Community gardens create real value every day, and that value is not always measured in ways that others can easily understand. Data helps garden leaders demonstrate impact, strengthen funding cases, inform decisions, and advocate more effectively.
Why this matters
Stories matter, and evidence matters too. In many systems, support depends on being able to show outcomes clearly. Without strong data, gardens may be undervalued even when their impact is obvious to the people closest to them.

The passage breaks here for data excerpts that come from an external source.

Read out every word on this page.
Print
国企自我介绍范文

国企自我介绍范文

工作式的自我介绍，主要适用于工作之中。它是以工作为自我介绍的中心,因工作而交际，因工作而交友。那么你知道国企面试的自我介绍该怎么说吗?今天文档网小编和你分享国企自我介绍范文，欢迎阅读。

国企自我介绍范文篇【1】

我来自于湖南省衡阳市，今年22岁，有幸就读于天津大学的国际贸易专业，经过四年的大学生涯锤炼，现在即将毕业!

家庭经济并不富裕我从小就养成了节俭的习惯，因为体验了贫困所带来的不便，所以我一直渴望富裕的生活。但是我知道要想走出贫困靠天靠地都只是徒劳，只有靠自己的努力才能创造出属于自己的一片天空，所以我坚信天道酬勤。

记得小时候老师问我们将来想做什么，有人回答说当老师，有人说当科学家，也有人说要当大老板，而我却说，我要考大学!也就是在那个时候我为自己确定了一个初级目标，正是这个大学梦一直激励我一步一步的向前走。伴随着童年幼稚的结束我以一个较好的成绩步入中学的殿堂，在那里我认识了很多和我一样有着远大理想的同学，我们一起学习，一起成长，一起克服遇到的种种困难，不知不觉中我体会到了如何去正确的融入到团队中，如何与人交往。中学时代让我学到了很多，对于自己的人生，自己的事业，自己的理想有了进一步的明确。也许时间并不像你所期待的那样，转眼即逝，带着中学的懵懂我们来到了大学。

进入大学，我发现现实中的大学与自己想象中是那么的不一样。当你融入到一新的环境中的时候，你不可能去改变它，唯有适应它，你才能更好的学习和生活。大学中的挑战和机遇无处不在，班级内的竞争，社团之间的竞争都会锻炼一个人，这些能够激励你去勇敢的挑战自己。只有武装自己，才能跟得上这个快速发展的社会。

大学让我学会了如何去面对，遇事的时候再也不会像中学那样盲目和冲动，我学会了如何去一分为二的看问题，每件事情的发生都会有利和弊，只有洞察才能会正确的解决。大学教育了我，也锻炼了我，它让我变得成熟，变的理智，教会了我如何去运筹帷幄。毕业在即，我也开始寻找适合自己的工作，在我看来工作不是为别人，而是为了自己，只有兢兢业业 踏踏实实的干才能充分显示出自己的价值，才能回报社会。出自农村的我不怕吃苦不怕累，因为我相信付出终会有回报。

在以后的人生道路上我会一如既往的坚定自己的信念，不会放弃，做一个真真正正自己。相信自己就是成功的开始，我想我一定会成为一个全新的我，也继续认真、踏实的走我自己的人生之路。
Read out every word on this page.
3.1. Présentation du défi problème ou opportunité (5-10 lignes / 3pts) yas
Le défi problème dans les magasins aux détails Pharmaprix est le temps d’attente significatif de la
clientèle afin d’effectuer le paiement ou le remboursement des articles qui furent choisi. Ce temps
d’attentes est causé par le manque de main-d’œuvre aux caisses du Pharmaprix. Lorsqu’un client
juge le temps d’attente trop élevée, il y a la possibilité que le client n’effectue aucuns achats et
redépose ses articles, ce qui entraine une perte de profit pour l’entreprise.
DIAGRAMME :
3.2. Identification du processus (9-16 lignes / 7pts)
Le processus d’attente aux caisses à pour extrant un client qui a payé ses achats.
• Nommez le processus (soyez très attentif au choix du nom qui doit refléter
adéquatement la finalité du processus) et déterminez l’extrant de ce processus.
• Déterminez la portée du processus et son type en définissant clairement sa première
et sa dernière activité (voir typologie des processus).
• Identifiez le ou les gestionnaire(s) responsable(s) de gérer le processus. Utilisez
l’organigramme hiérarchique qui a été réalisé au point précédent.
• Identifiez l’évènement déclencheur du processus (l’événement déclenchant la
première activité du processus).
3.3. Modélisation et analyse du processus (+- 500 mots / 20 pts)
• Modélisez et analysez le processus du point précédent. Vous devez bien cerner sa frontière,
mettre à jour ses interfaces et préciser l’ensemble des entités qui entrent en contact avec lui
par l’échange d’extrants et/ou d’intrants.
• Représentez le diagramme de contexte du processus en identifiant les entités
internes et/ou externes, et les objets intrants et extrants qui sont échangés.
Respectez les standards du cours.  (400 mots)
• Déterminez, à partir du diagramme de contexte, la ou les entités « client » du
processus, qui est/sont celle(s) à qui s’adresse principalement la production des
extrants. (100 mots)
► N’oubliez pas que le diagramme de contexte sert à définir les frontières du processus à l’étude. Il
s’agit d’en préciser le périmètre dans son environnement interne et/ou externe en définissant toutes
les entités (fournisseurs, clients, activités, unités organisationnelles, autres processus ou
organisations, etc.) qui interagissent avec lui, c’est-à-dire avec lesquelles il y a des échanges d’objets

Data makes the invisible more visible. It helps translate lived experience into language that funders, policymakers, and partners can recognize and respond to.
What great looks like
Useful data is practical, meaningful, and consistent. It focuses on what matters most and helps leaders answer important questions about participation, food production, environmental impact, well-being, volunteer engagement, and community benefit.
The goal is not to reduce gardens to numbers. The goal is to pair human stories with credible evidence.
Where gardens struggle
Some organizations are unsure what to measure. Others collect information that is inconsistent or too fragmented to be useful. Many know data matters and do not yet have the tools, systems, or capacity to gather it well.
What to start doing now
Start by identifying the outcomes you most need to demonstrate. Then choose a manageable set of measures you can collect consistently and use in meaningful ways.
Better data helps community gardens prove what their communities already know.